Grande Almudena

Grande Almudena

Me he quedado congelado al escuchar la noticia de la muerte de Almudena Grandes. No me la esperaba. Muchas personas vamos a hablar de ella estos días y con razón. Es una de las grandes escritoras españolas contemporáneas.

Tengo con su obra una anécdota curiosa que me enseñó el poder de un libro, lo que es capaz de llegar a conseguir.

Me atrajo el título de su novela ‘El lector de Julio Verne’. Es la segunda novela de la serie ‘Episodios de una guerra interminable’. Yo fui también un lector de Julio Verne. Con diez años, gracias a que mi maestro de la E.G.B. en el Colegio de La Paz, en la Barriada de la Asunción, en Jerez de la Frontera me regaló por mis notas ‘Cinco semanas en globo’. Allí aquel maestro, Don (entonces, los maestros llevaban el Don delante) Álvaro Gil, sembró en mí el gérmen de la lectura.

El lector de Julio Verne. Me identifiqué con el título y compré el libro. Trataba de la historia de un chiquillo, lector de novelas de Julio Verne como yo, en un pueblo de la Sierra Sur de Jaén, en la dura postguerra española.

Pocos meses después de leer la novela, el destino hizo que a mi pareja le destinaran al pueblo de Valdepeñas de Jaén, uno de los sitios donde se desarrolla la acción de la novela de Almudena Grandes. Los pueblos de, además del referido, Fuensanta de Martos, Castillo de Locubín, Jaén capital, son escenarios de la vida de este niño, hijo de un guardia civil, que quería que él aprendiera mecanografía.

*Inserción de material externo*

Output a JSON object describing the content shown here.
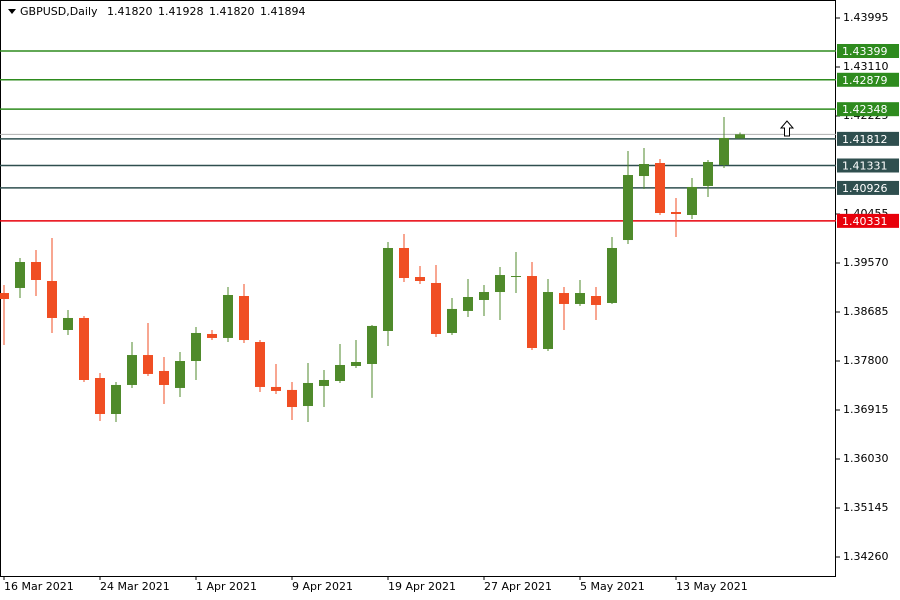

Unos pueblos donde los guerrilleros, encabezados por Cencerro, seguían luchando contra el nuevo régimen escondido entre las montañas.

Cuando llegué a Valdepeñas de Jaén y empecé a hablarle a mi pareja del pueblo, me preguntó intrigado: ‘¿Cuándo has estado tú aquí para saber todas estas cosas?’ ‘No he estado aquí nunca, pero me leí un libro sobre esta zona de Almudena Grandes’ le respondí.

Leer es viajar y es aprender desde el sillón de tu casa.

Gracias Almudena Grandes, por cada palabra, cada texto que nos ha enseñado tanto y nos ha hecho viajar por la geografía española y a través del tiempo con una lectura magistral. Una escritora nunca se muere del todo. Tus libros seguirán en nuestras bibliotecas. La lástima es todo lo que podías haber hecho y nos hemos perdido ahora. Somos mucho más pobres con tu muerte.